Town and Country Transit hires to boost revenue
Open driver positions have been filled at Town and Country Transit, resulting in an increase of shared-ride trips provided in-house.
Agency comptroller Patti Lynn Baker said yesterday during the board’s monthly meeting that the number of trips being assigned to vendors has decreased by 13 to 14 percent, which is a result of the hiring of new employees.
Baker said she expected to continue seeing an increase in trips being run by Town and Country employees — resulting in more revenue for the agency — through December and January. During October’s meeting, Baker told the board that the agency’s shortage of drivers had been costing about $35,000 more because of trips being subcontracted to Byers Taxi and Pittsburgh North Aire Ride.
General manager Scott Kloes said with the open positions filled, “we look like we can really start capturing the business back from our vendors.”
Other increases, Baker said, included fares for bus service.
“Since we haven’t had a fare increase, that’s probably a good thing” because it means more ridership, she said. According to financial documents provided to the board, Town and Country has collected about $1,200 more this year to date in bus fares compared to last year.
Also, a shared-ride program for people with disabilities hit a high mark last month with 397 trips, bringing in about $7,000. For the year to date, revenue from the program has totalled about $24,000, compared to $2,500 last year during the same time frame, according to financial documents.
“Every month we keep going up,” Baker said.
In total, the agency is making more money this year to date, than last year during the same time, she said. However, expenditures are higher compared to last year, but “not to the same degree,” Baker said.
“We are closing the gap,” she said, adding that it may be happening slower than agency employees and the board may hope.
In other business:
• Two bus shelters will be loaned from transportation agencies in Altoona and Cambria County until Town and Country has the funds to purchase its own. Board president Henry Mores asked Kloes to obtain the shelters from both companies for use in Ford City and Kittanning.
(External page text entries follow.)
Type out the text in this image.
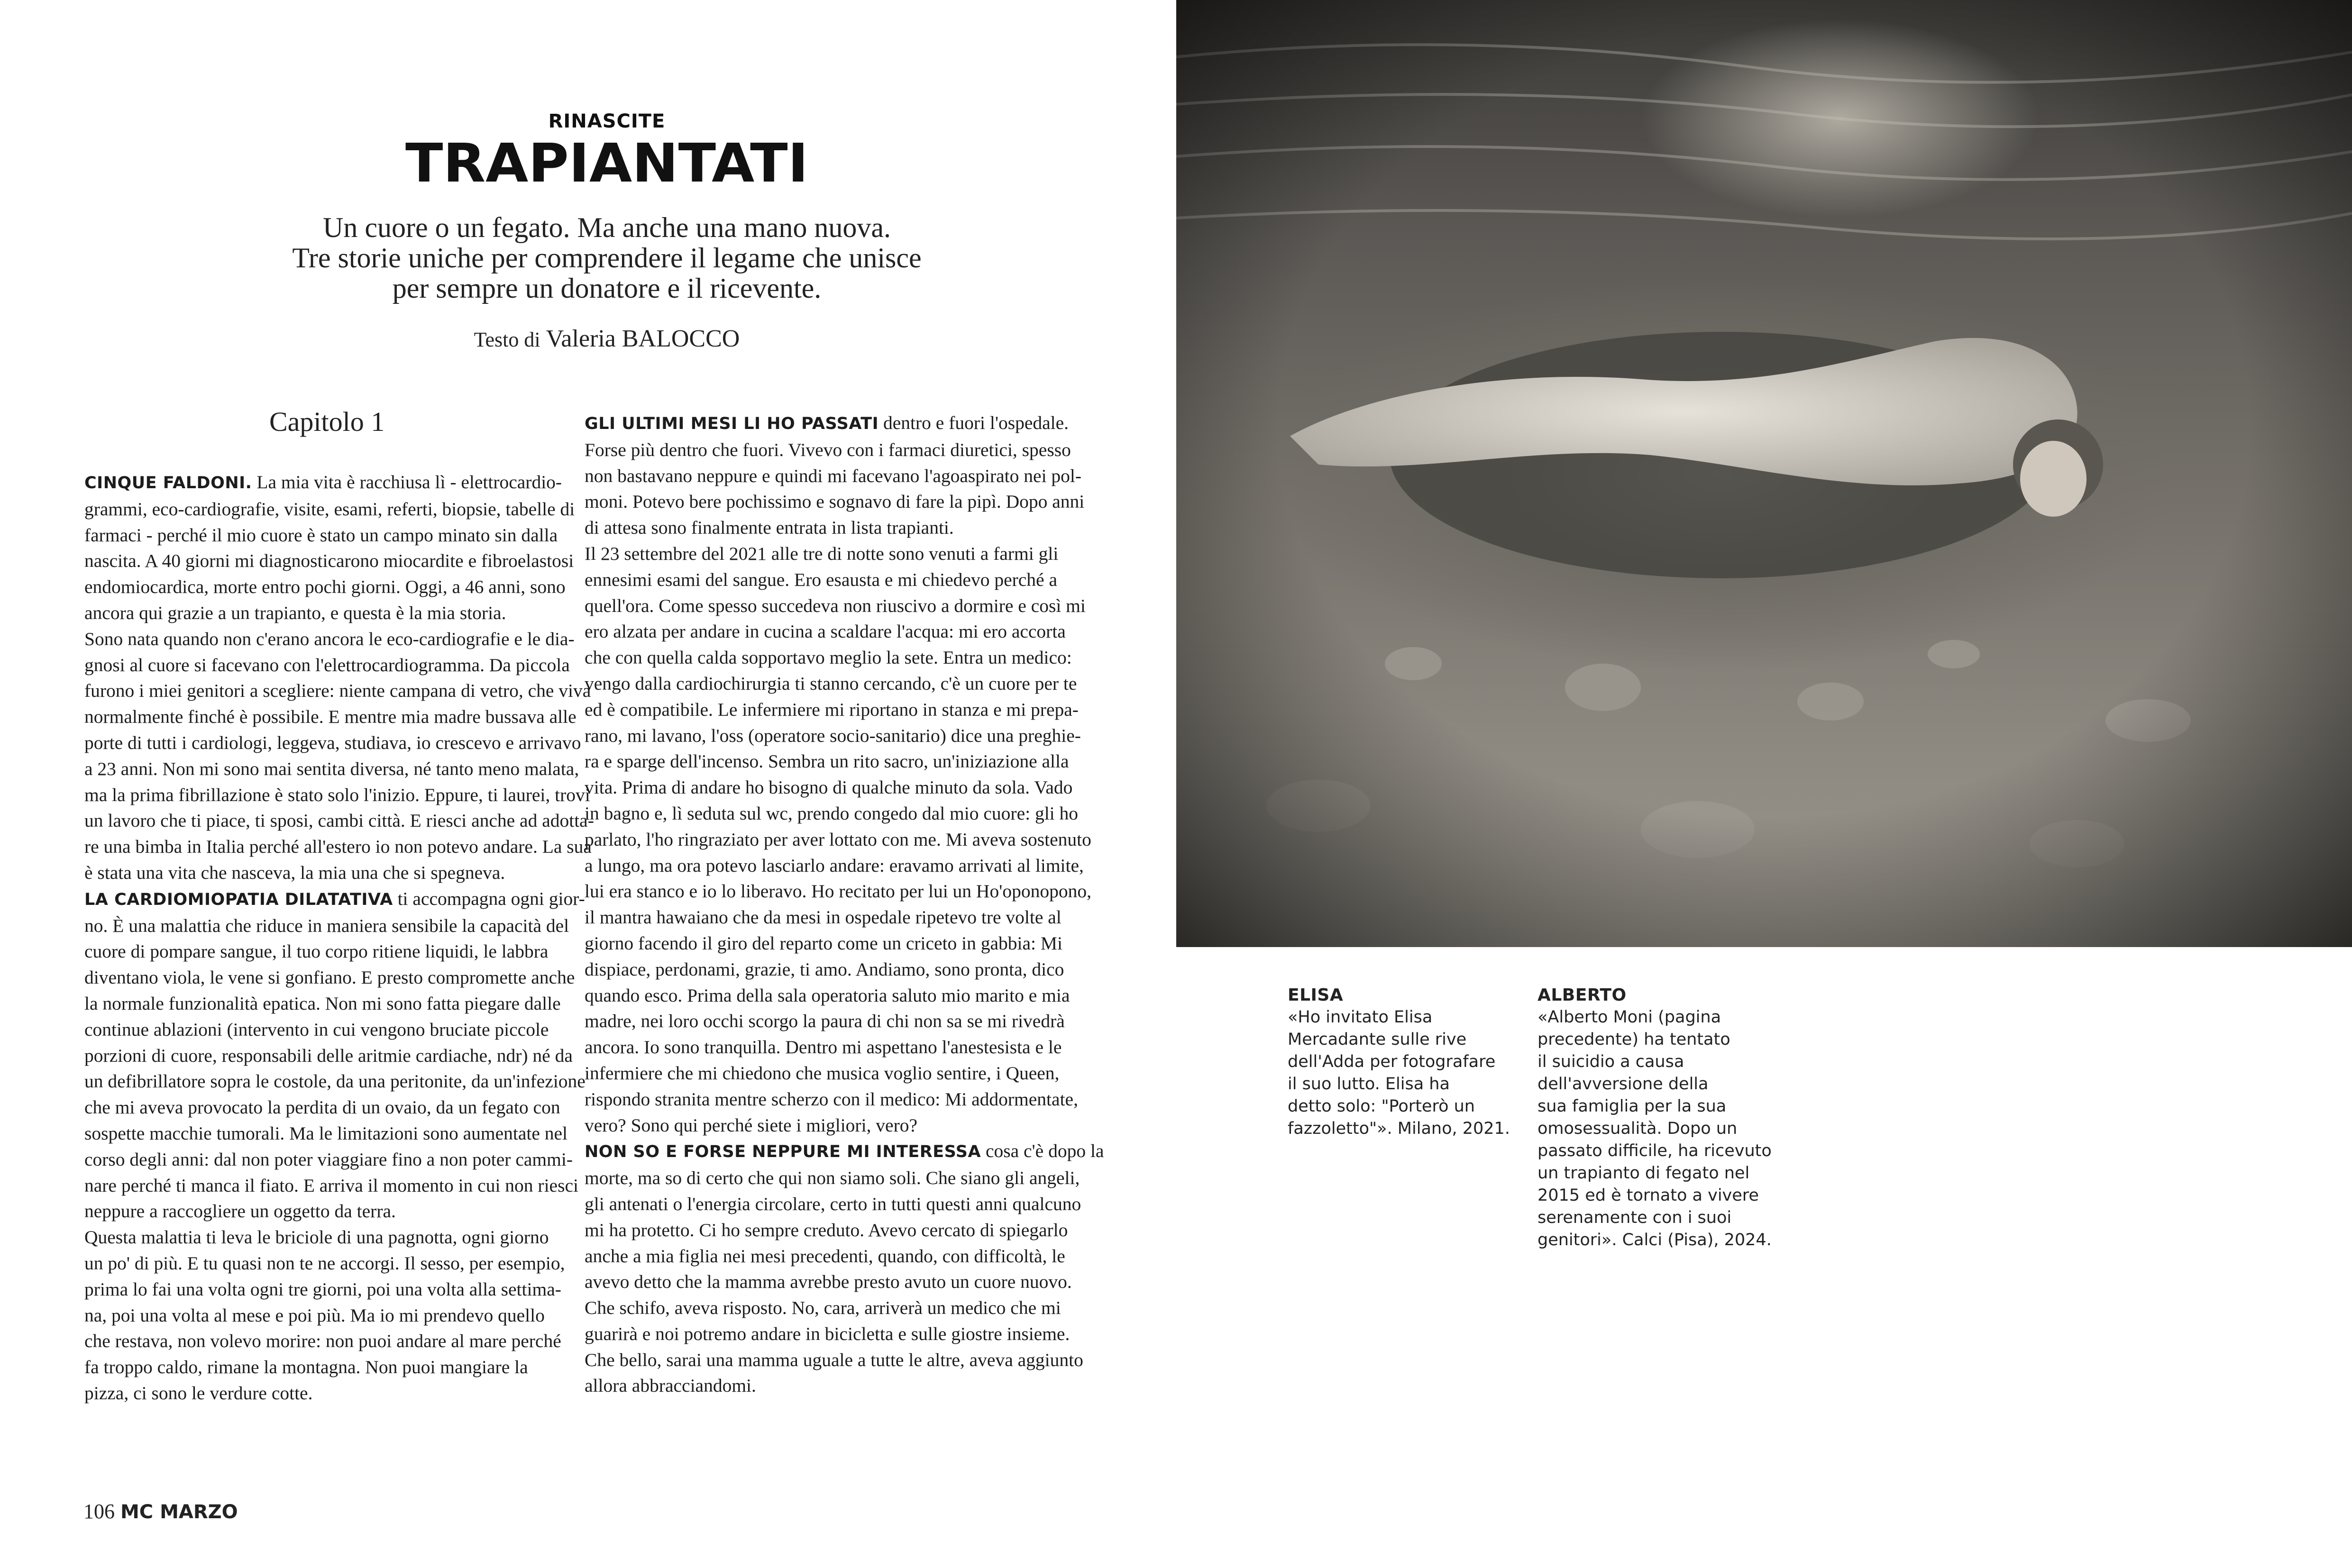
RINASCITE
TRAPIANTATI
Un cuore o un fegato. Ma anche una mano nuova.
Tre storie uniche per comprendere il legame che unisce
per sempre un donatore e il ricevente.
Testo di Valeria BALOCCO
Capitolo 1
CINQUE FALDONI. La mia vita è racchiusa lì - elettrocardio-
grammi, eco-cardiografie, visite, esami, referti, biopsie, tabelle di
farmaci - perché il mio cuore è stato un campo minato sin dalla
nascita. A 40 giorni mi diagnosticarono miocardite e fibroelastosi
endomiocardica, morte entro pochi giorni. Oggi, a 46 anni, sono
ancora qui grazie a un trapianto, e questa è la mia storia.
Sono nata quando non c'erano ancora le eco-cardiografie e le dia-
gnosi al cuore si facevano con l'elettrocardiogramma. Da piccola
furono i miei genitori a scegliere: niente campana di vetro, che viva
normalmente finché è possibile. E mentre mia madre bussava alle
porte di tutti i cardiologi, leggeva, studiava, io crescevo e arrivavo
a 23 anni. Non mi sono mai sentita diversa, né tanto meno malata,
ma la prima fibrillazione è stato solo l'inizio. Eppure, ti laurei, trovi
un lavoro che ti piace, ti sposi, cambi città. E riesci anche ad adotta-
re una bimba in Italia perché all'estero io non potevo andare. La sua
è stata una vita che nasceva, la mia una che si spegneva.
LA CARDIOMIOPATIA DILATATIVA ti accompagna ogni gior-
no. È una malattia che riduce in maniera sensibile la capacità del
cuore di pompare sangue, il tuo corpo ritiene liquidi, le labbra
diventano viola, le vene si gonfiano. E presto compromette anche
la normale funzionalità epatica. Non mi sono fatta piegare dalle
continue ablazioni (intervento in cui vengono bruciate piccole
porzioni di cuore, responsabili delle aritmie cardiache, ndr) né da
un defibrillatore sopra le costole, da una peritonite, da un'infezione
che mi aveva provocato la perdita di un ovaio, da un fegato con
sospette macchie tumorali. Ma le limitazioni sono aumentate nel
corso degli anni: dal non poter viaggiare fino a non poter cammi-
nare perché ti manca il fiato. E arriva il momento in cui non riesci
neppure a raccogliere un oggetto da terra.
Questa malattia ti leva le briciole di una pagnotta, ogni giorno
un po' di più. E tu quasi non te ne accorgi. Il sesso, per esempio,
prima lo fai una volta ogni tre giorni, poi una volta alla settima-
na, poi una volta al mese e poi più. Ma io mi prendevo quello
che restava, non volevo morire: non puoi andare al mare perché
fa troppo caldo, rimane la montagna. Non puoi mangiare la
pizza, ci sono le verdure cotte.
GLI ULTIMI MESI LI HO PASSATI dentro e fuori l'ospedale.
Forse più dentro che fuori. Vivevo con i farmaci diuretici, spesso
non bastavano neppure e quindi mi facevano l'agoaspirato nei pol-
moni. Potevo bere pochissimo e sognavo di fare la pipì. Dopo anni
di attesa sono finalmente entrata in lista trapianti.
Il 23 settembre del 2021 alle tre di notte sono venuti a farmi gli
ennesimi esami del sangue. Ero esausta e mi chiedevo perché a
quell'ora. Come spesso succedeva non riuscivo a dormire e così mi
ero alzata per andare in cucina a scaldare l'acqua: mi ero accorta
che con quella calda sopportavo meglio la sete. Entra un medico:
vengo dalla cardiochirurgia ti stanno cercando, c'è un cuore per te
ed è compatibile. Le infermiere mi riportano in stanza e mi prepa-
rano, mi lavano, l'oss (operatore socio-sanitario) dice una preghie-
ra e sparge dell'incenso. Sembra un rito sacro, un'iniziazione alla
vita. Prima di andare ho bisogno di qualche minuto da sola. Vado
in bagno e, lì seduta sul wc, prendo congedo dal mio cuore: gli ho
parlato, l'ho ringraziato per aver lottato con me. Mi aveva sostenuto
a lungo, ma ora potevo lasciarlo andare: eravamo arrivati al limite,
lui era stanco e io lo liberavo. Ho recitato per lui un Ho'oponopono,
il mantra hawaiano che da mesi in ospedale ripetevo tre volte al
giorno facendo il giro del reparto come un criceto in gabbia: Mi
dispiace, perdonami, grazie, ti amo. Andiamo, sono pronta, dico
quando esco. Prima della sala operatoria saluto mio marito e mia
madre, nei loro occhi scorgo la paura di chi non sa se mi rivedrà
ancora. Io sono tranquilla. Dentro mi aspettano l'anestesista e le
infermiere che mi chiedono che musica voglio sentire, i Queen,
rispondo stranita mentre scherzo con il medico: Mi addormentate,
vero? Sono qui perché siete i migliori, vero?
NON SO E FORSE NEPPURE MI INTERESSA cosa c'è dopo la
morte, ma so di certo che qui non siamo soli. Che siano gli angeli,
gli antenati o l'energia circolare, certo in tutti questi anni qualcuno
mi ha protetto. Ci ho sempre creduto. Avevo cercato di spiegarlo
anche a mia figlia nei mesi precedenti, quando, con difficoltà, le
avevo detto che la mamma avrebbe presto avuto un cuore nuovo.
Che schifo, aveva risposto. No, cara, arriverà un medico che mi
guarirà e noi potremo andare in bicicletta e sulle giostre insieme.
Che bello, sarai una mamma uguale a tutte le altre, aveva aggiunto
allora abbracciandomi.
ELISA
«Ho invitato Elisa
Mercadante sulle rive
dell'Adda per fotografare
il suo lutto. Elisa ha
detto solo: "Porterò un
fazzoletto"». Milano, 2021.
ALBERTO
«Alberto Moni (pagina
precedente) ha tentato
il suicidio a causa
dell'avversione della
sua famiglia per la sua
omosessualità. Dopo un
passato difficile, ha ricevuto
un trapianto di fegato nel
2015 ed è tornato a vivere
serenamente con i suoi
genitori». Calci (Pisa), 2024.
106 MC MARZO
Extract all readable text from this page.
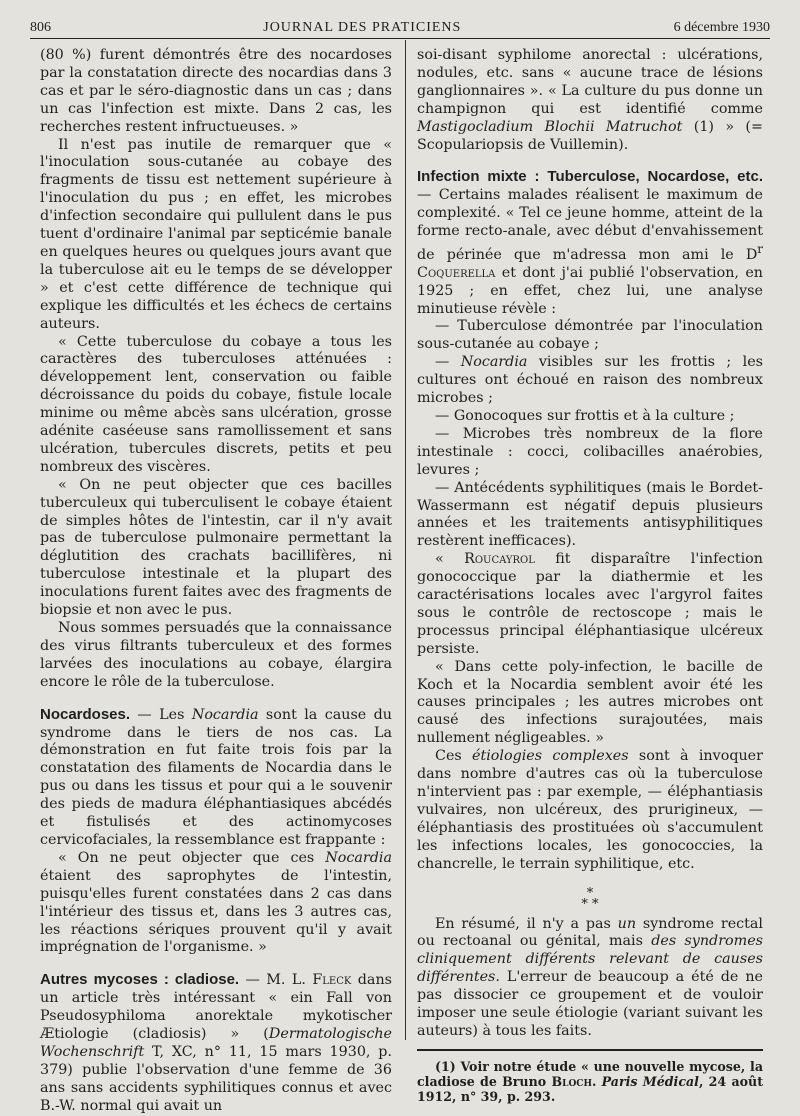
806	JOURNAL DES PRATICIENS	6 décembre 1930

(80 %) furent démontrés être des nocardoses par la constatation directe des nocardias dans 3 cas et par le séro-diagnostic dans un cas ; dans un cas l'infection est mixte. Dans 2 cas, les recherches restent infructueuses. »

Il n'est pas inutile de remarquer que « l'inoculation sous-cutanée au cobaye des fragments de tissu est nettement supérieure à l'inoculation du pus ; en effet, les microbes d'infection secondaire qui pullulent dans le pus tuent d'ordinaire l'animal par septicémie banale en quelques heures ou quelques jours avant que la tuberculose ait eu le temps de se développer » et c'est cette différence de technique qui explique les difficultés et les échecs de certains auteurs.

« Cette tuberculose du cobaye a tous les caractères des tuberculoses atténuées : développement lent, conservation ou faible décroissance du poids du cobaye, fistule locale minime ou même abcès sans ulcération, grosse adénite caséeuse sans ramollissement et sans ulcération, tubercules discrets, petits et peu nombreux des viscères.

« On ne peut objecter que ces bacilles tuberculeux qui tuberculisent le cobaye étaient de simples hôtes de l'intestin, car il n'y avait pas de tuberculose pulmonaire permettant la déglutition des crachats bacillifères, ni tuberculose intestinale et la plupart des inoculations furent faites avec des fragments de biopsie et non avec le pus.

Nous sommes persuadés que la connaissance des virus filtrants tuberculeux et des formes larvées des inoculations au cobaye, élargira encore le rôle de la tuberculose.

Nocardoses. — Les Nocardia sont la cause du syndrome dans le tiers de nos cas. La démonstration en fut faite trois fois par la constatation des filaments de Nocardia dans le pus ou dans les tissus et pour qui a le souvenir des pieds de madura éléphantiasiques abcédés et fistulisés et des actinomycoses cervicofaciales, la ressemblance est frappante :

« On ne peut objecter que ces Nocardia étaient des saprophytes de l'intestin, puisqu'elles furent constatées dans 2 cas dans l'intérieur des tissus et, dans les 3 autres cas, les réactions sériques prouvent qu'il y avait imprégnation de l'organisme. »

Autres mycoses : cladiose. — M. L. Fleck dans un article très intéressant « ein Fall von Pseudosyphiloma anorektale mykotischer Ætiologie (cladiosis) » (Dermatologische Wochenschrift T, XC, n° 11, 15 mars 1930, p. 379) publie l'observation d'une femme de 36 ans sans accidents syphilitiques connus et avec B.-W. normal qui avait un

soi-disant syphilome anorectal : ulcérations, nodules, etc. sans « aucune trace de lésions ganglionnaires ». « La culture du pus donne un champignon qui est identifié comme Mastigocladium Blochii Matruchot (1) » (= Scopulariopsis de Vuillemin).

Infection mixte : Tuberculose, Nocardose, etc. — Certains malades réalisent le maximum de complexité. « Tel ce jeune homme, atteint de la forme recto-anale, avec début d'envahissement de périnée que m'adressa mon ami le $D^r$ Coquerella et dont j'ai publié l'observation, en 1925 ; en effet, chez lui, une analyse minutieuse révèle :

— Tuberculose démontrée par l'inoculation sous-cutanée au cobaye ;

— Nocardia visibles sur les frottis ; les cultures ont échoué en raison des nombreux microbes ;

— Gonocoques sur frottis et à la culture ;

— Microbes très nombreux de la flore intestinale : cocci, colibacilles anaérobies, levures ;

— Antécédents syphilitiques (mais le Bordet-Wassermann est négatif depuis plusieurs années et les traitements antisyphilitiques restèrent inefficaces).

« Roucayrol fit disparaître l'infection gonococcique par la diathermie et les caractérisations locales avec l'argyrol faites sous le contrôle de rectoscope ; mais le processus principal éléphantiasique ulcéreux persiste.

« Dans cette poly-infection, le bacille de Koch et la Nocardia semblent avoir été les causes principales ; les autres microbes ont causé des infections surajoutées, mais nullement négligeables. »

Ces étiologies complexes sont à invoquer dans nombre d'autres cas où la tuberculose n'intervient pas : par exemple, — éléphantiasis vulvaires, non ulcéreux, des prurigineux, — éléphantiasis des prostituées où s'accumulent les infections locales, les gonococcies, la chancrelle, le terrain syphilitique, etc.

*
* *

En résumé, il n'y a pas un syndrome rectal ou rectoanal ou génital, mais des syndromes cliniquement différents relevant de causes différentes. L'erreur de beaucoup a été de ne pas dissocier ce groupement et de vouloir imposer une seule étiologie (variant suivant les auteurs) à tous les faits.

(1) Voir notre étude « une nouvelle mycose, la cladiose de Bruno Bloch. Paris Médical, 24 août 1912, n° 39, p. 293.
The shelter for Kittanning will be erected in front of the Armstrong County Health Center. A location in Ford City has not been determined, Kloes said. He hopes to have the structures before Thanksgiving.
Mores said the boroughs will have to do their own installation of the shelters.
• Kloes asked all board members to provide a contact person at their respective municipalities to which he can e-mail a copy of meeting minutes after they are approved by the board. Kittanning Council had requested a copy, which will be directed to the borough secretary, Kloes said.
Manorville already receives a copy of the minutes.
• Kloes plans to look into the availability of an additional bus for the shared-ride program for people with disabilities. When the program began at Town and Country, consultants who were with the agency then declined an available bus, but now it appears the authority could use the extra vehicle, Kloes said.
“(The program) is growing exponentially over what anyone thought it would be,” he said. “We’re really like to get the (program) bus if we can.”